Beatriz Fernández Moya.
Esta mañana mi capacidad de aprobar ha hecho la maleta y me ha dicho adiós. Se ha marchado temprano, mientras los demás dormían, para que nadie notara su ausencia, pero yo me he despertado como si me faltara el aire en el momento preciso en el que mi capacidad de aprobar cruzaba el umbral de la puerta para nunca regresar. Su partida me ha dejado tan sorprendida que no he podido suplicarle que se quedara ni salir corriendo detrás de ella. No tengo su teléfono y no sé adónde ha podido ir. Y hoy tengo examen. Y la necesito. Así que voy en su búsqueda.

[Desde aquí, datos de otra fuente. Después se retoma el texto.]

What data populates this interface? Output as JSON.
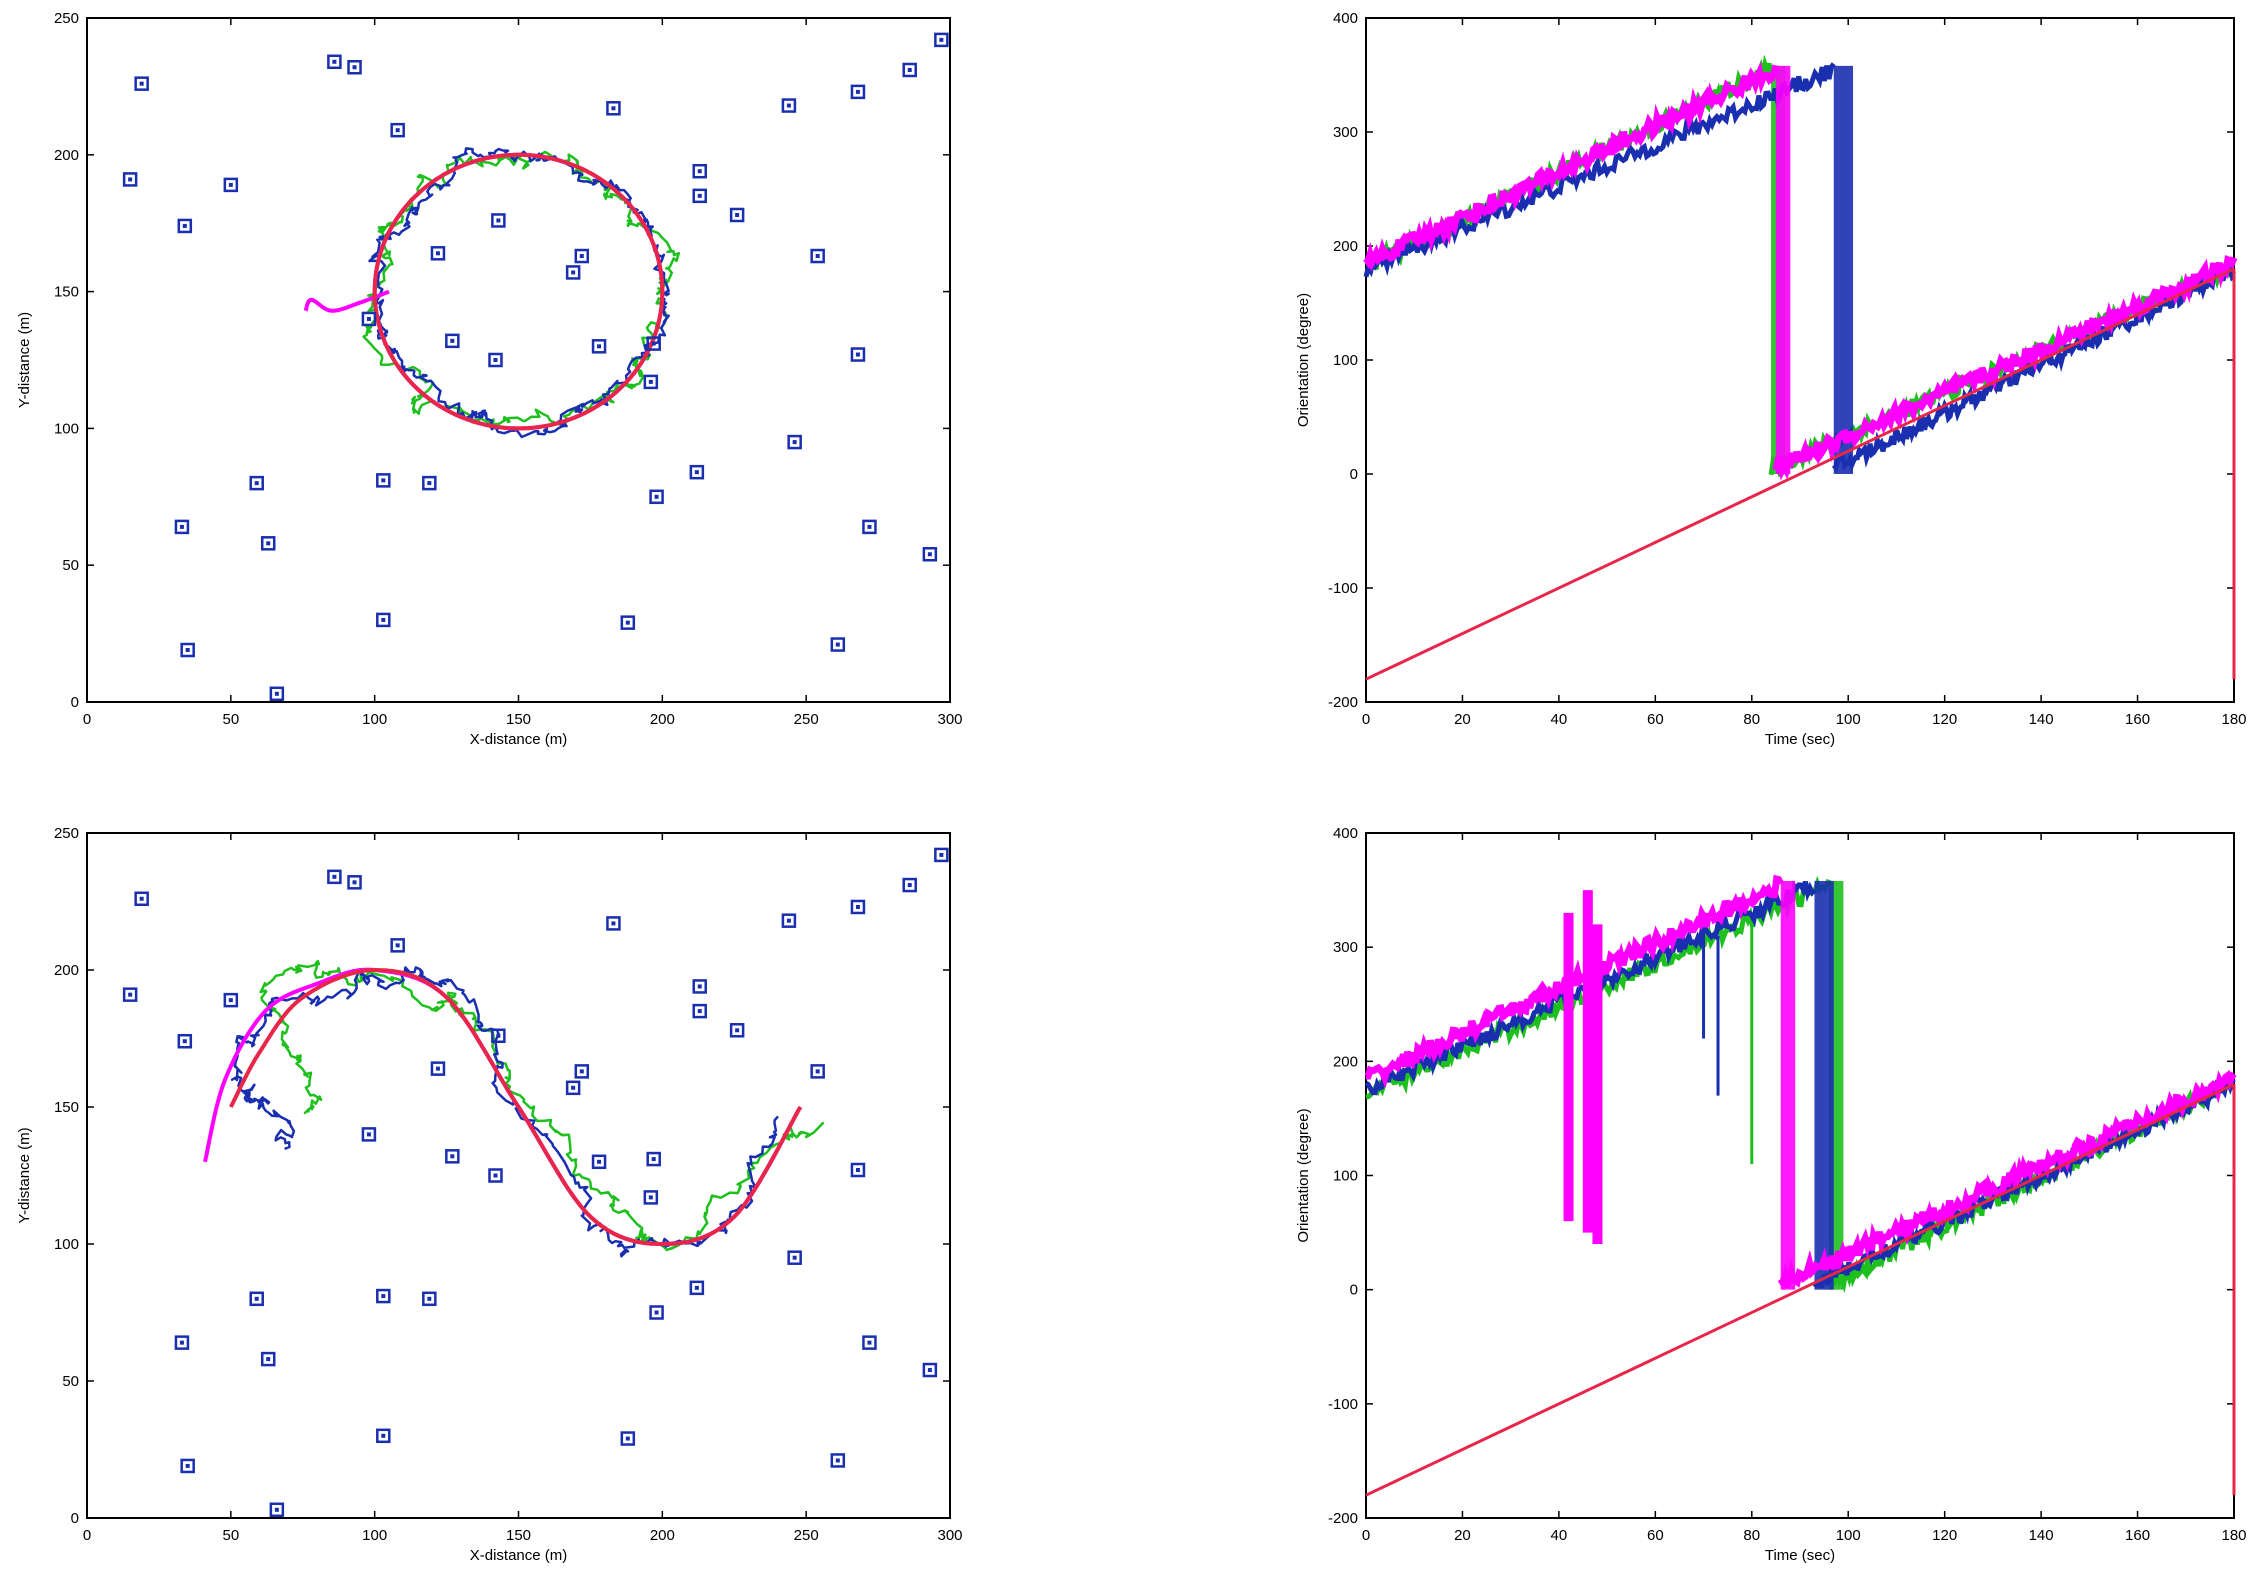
{
  "chart_data": [
    {
      "type": "scatter",
      "title": "",
      "xlabel": "X-distance (m)",
      "ylabel": "Y-distance (m)",
      "xlim": [
        0,
        300
      ],
      "ylim": [
        0,
        250
      ],
      "xticks": [
        0,
        50,
        100,
        150,
        200,
        250,
        300
      ],
      "yticks": [
        0,
        50,
        100,
        150,
        200,
        250
      ],
      "grid": false,
      "landmarks": [
        [
          19,
          226
        ],
        [
          86,
          234
        ],
        [
          93,
          232
        ],
        [
          108,
          209
        ],
        [
          183,
          217
        ],
        [
          244,
          218
        ],
        [
          268,
          223
        ],
        [
          286,
          231
        ],
        [
          297,
          242
        ],
        [
          15,
          191
        ],
        [
          50,
          189
        ],
        [
          34,
          174
        ],
        [
          122,
          164
        ],
        [
          143,
          176
        ],
        [
          172,
          163
        ],
        [
          169,
          157
        ],
        [
          213,
          194
        ],
        [
          213,
          185
        ],
        [
          226,
          178
        ],
        [
          254,
          163
        ],
        [
          98,
          140
        ],
        [
          127,
          132
        ],
        [
          142,
          125
        ],
        [
          178,
          130
        ],
        [
          197,
          131
        ],
        [
          196,
          117
        ],
        [
          268,
          127
        ],
        [
          59,
          80
        ],
        [
          103,
          81
        ],
        [
          119,
          80
        ],
        [
          198,
          75
        ],
        [
          212,
          84
        ],
        [
          246,
          95
        ],
        [
          33,
          64
        ],
        [
          63,
          58
        ],
        [
          272,
          64
        ],
        [
          293,
          54
        ],
        [
          103,
          30
        ],
        [
          188,
          29
        ],
        [
          261,
          21
        ],
        [
          35,
          19
        ],
        [
          66,
          3
        ]
      ],
      "series": [
        {
          "color": "#e8264a",
          "shape": "circle",
          "center": [
            150,
            150
          ],
          "radius": 50
        },
        {
          "color": "#ff00ff",
          "shape": "circle",
          "center": [
            150,
            150
          ],
          "radius": 50,
          "tail": [
            [
              105,
              150
            ],
            [
              95,
              146
            ],
            [
              85,
              143
            ],
            [
              78,
              147
            ],
            [
              76,
              143
            ]
          ]
        },
        {
          "color": "#1a2fb0",
          "shape": "circle",
          "center": [
            150,
            150
          ],
          "radius": 50,
          "noise": 6
        },
        {
          "color": "#1ec01e",
          "shape": "circle",
          "center": [
            150,
            150
          ],
          "radius": 50,
          "noise": 7
        }
      ]
    },
    {
      "type": "line",
      "title": "",
      "xlabel": "Time (sec)",
      "ylabel": "Orientation (degree)",
      "xlim": [
        0,
        180
      ],
      "ylim": [
        -200,
        400
      ],
      "xticks": [
        0,
        20,
        40,
        60,
        80,
        100,
        120,
        140,
        160,
        180
      ],
      "yticks": [
        -200,
        -100,
        0,
        100,
        200,
        300,
        400
      ],
      "grid": false,
      "series": [
        {
          "color": "#e8264a",
          "points": [
            [
              0,
              -180
            ],
            [
              180,
              180
            ]
          ]
        },
        {
          "color": "#ff00ff",
          "points": [
            [
              0,
              185
            ],
            [
              85,
              355
            ],
            [
              85,
              5
            ],
            [
              180,
              185
            ]
          ]
        },
        {
          "color": "#1a2fb0",
          "points": [
            [
              0,
              180
            ],
            [
              97,
              355
            ],
            [
              97,
              5
            ],
            [
              180,
              180
            ]
          ]
        },
        {
          "color": "#1ec01e",
          "points": [
            [
              0,
              182
            ],
            [
              84,
              355
            ],
            [
              84,
              5
            ],
            [
              180,
              182
            ]
          ]
        }
      ]
    },
    {
      "type": "scatter",
      "title": "",
      "xlabel": "X-distance (m)",
      "ylabel": "Y-distance (m)",
      "xlim": [
        0,
        300
      ],
      "ylim": [
        0,
        250
      ],
      "xticks": [
        0,
        50,
        100,
        150,
        200,
        250,
        300
      ],
      "yticks": [
        0,
        50,
        100,
        150,
        200,
        250
      ],
      "grid": false,
      "landmarks": [
        [
          19,
          226
        ],
        [
          86,
          234
        ],
        [
          93,
          232
        ],
        [
          108,
          209
        ],
        [
          183,
          217
        ],
        [
          244,
          218
        ],
        [
          268,
          223
        ],
        [
          286,
          231
        ],
        [
          297,
          242
        ],
        [
          15,
          191
        ],
        [
          50,
          189
        ],
        [
          34,
          174
        ],
        [
          122,
          164
        ],
        [
          143,
          176
        ],
        [
          172,
          163
        ],
        [
          169,
          157
        ],
        [
          213,
          194
        ],
        [
          213,
          185
        ],
        [
          226,
          178
        ],
        [
          254,
          163
        ],
        [
          98,
          140
        ],
        [
          127,
          132
        ],
        [
          142,
          125
        ],
        [
          178,
          130
        ],
        [
          197,
          131
        ],
        [
          196,
          117
        ],
        [
          268,
          127
        ],
        [
          59,
          80
        ],
        [
          103,
          81
        ],
        [
          119,
          80
        ],
        [
          198,
          75
        ],
        [
          212,
          84
        ],
        [
          246,
          95
        ],
        [
          33,
          64
        ],
        [
          63,
          58
        ],
        [
          272,
          64
        ],
        [
          293,
          54
        ],
        [
          103,
          30
        ],
        [
          188,
          29
        ],
        [
          261,
          21
        ],
        [
          35,
          19
        ],
        [
          66,
          3
        ]
      ],
      "series": [
        {
          "color": "#e8264a",
          "shape": "sine",
          "points": [
            [
              50,
              150
            ],
            [
              60,
              170
            ],
            [
              75,
              190
            ],
            [
              100,
              200
            ],
            [
              125,
              190
            ],
            [
              150,
              150
            ],
            [
              175,
              110
            ],
            [
              200,
              100
            ],
            [
              225,
              110
            ],
            [
              248,
              150
            ]
          ]
        },
        {
          "color": "#ff00ff",
          "shape": "sine",
          "points": [
            [
              41,
              130
            ],
            [
              48,
              160
            ],
            [
              62,
              185
            ],
            [
              80,
              195
            ],
            [
              100,
              200
            ],
            [
              125,
              190
            ],
            [
              150,
              150
            ],
            [
              175,
              110
            ],
            [
              200,
              100
            ],
            [
              225,
              110
            ],
            [
              248,
              150
            ]
          ]
        },
        {
          "color": "#1a2fb0",
          "shape": "sine",
          "noise": 7,
          "points": [
            [
              70,
              135
            ],
            [
              60,
              150
            ],
            [
              50,
              165
            ],
            [
              65,
              185
            ],
            [
              90,
              195
            ],
            [
              110,
              198
            ],
            [
              130,
              185
            ],
            [
              150,
              150
            ],
            [
              175,
              110
            ],
            [
              200,
              102
            ],
            [
              225,
              112
            ],
            [
              245,
              150
            ]
          ]
        },
        {
          "color": "#1ec01e",
          "shape": "sine",
          "noise": 7,
          "points": [
            [
              75,
              150
            ],
            [
              70,
              170
            ],
            [
              62,
              190
            ],
            [
              90,
              197
            ],
            [
              115,
              195
            ],
            [
              135,
              180
            ],
            [
              155,
              145
            ],
            [
              180,
              112
            ],
            [
              205,
              100
            ],
            [
              230,
              125
            ],
            [
              255,
              145
            ]
          ]
        }
      ]
    },
    {
      "type": "line",
      "title": "",
      "xlabel": "Time (sec)",
      "ylabel": "Orientation (degree)",
      "xlim": [
        0,
        180
      ],
      "ylim": [
        -200,
        400
      ],
      "xticks": [
        0,
        20,
        40,
        60,
        80,
        100,
        120,
        140,
        160,
        180
      ],
      "yticks": [
        -200,
        -100,
        0,
        100,
        200,
        300,
        400
      ],
      "grid": false,
      "series": [
        {
          "color": "#e8264a",
          "points": [
            [
              0,
              -180
            ],
            [
              180,
              180
            ]
          ]
        },
        {
          "color": "#ff00ff",
          "points": [
            [
              0,
              185
            ],
            [
              86,
              355
            ],
            [
              86,
              5
            ],
            [
              180,
              185
            ]
          ],
          "spikes": [
            [
              42,
              60,
              330
            ],
            [
              46,
              50,
              350
            ],
            [
              48,
              40,
              320
            ]
          ]
        },
        {
          "color": "#1a2fb0",
          "points": [
            [
              0,
              175
            ],
            [
              93,
              355
            ],
            [
              93,
              5
            ],
            [
              180,
              180
            ]
          ],
          "spikes": [
            [
              70,
              220,
              320
            ],
            [
              73,
              170,
              310
            ]
          ]
        },
        {
          "color": "#1ec01e",
          "points": [
            [
              0,
              170
            ],
            [
              96,
              355
            ],
            [
              96,
              5
            ],
            [
              180,
              182
            ]
          ],
          "spikes": [
            [
              80,
              110,
              330
            ]
          ]
        }
      ]
    }
  ]
}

Me he recorrido todos los tablones de la facultad, y todas las aulas en las que he hecho alguna vez un examen, lugares en los que mi capacidad de aprobar estuvo conmigo dándome ánimos y susurrándome las respuestas correctas al oído, lugares en los que lloramos juntas y en los que nos abrazamos intensamente, llenas de alegría. Pero no la he encontrado, así que he tenido que entrar sin acompañante, cabizbaja y triste, como una mujer embarazada que acude sola a una ecografía porque su marido tiene obsesión por su trabajo.
El examen era de tipo test, pero lo llevaba bien preparado y no he tenido grandes dificultades. Incluso me ha dado tiempo de quedarme embobada mirando fijamente la puerta, esperando que en cualquier momento, mi capacidad de aprobar apareciera con una sonrisa en los labios, para ayudarme, como si nada hubiera pasado. Pero cuando el profesor me ha retirado el examen de las manos, ella aún no había aparecido. <<Las notas saldrán esta misma tarde>>.
Mi móvil vibra anunciando la llegada de un nuevo mensaje. <<Has aprobado>>. Sonrío, pero no puedo evitar pensar que no voy a compartir mi triunfo con quien de verdad quisiera. Alguien me da un suave golpecito en el hombro. Se que es ella y, sin detenerme a mirar, la abrazo fuertemente mientras me susurra al oído: <<Nunca me has necesitado. Tú sola puedes. Ten fe en ti>>.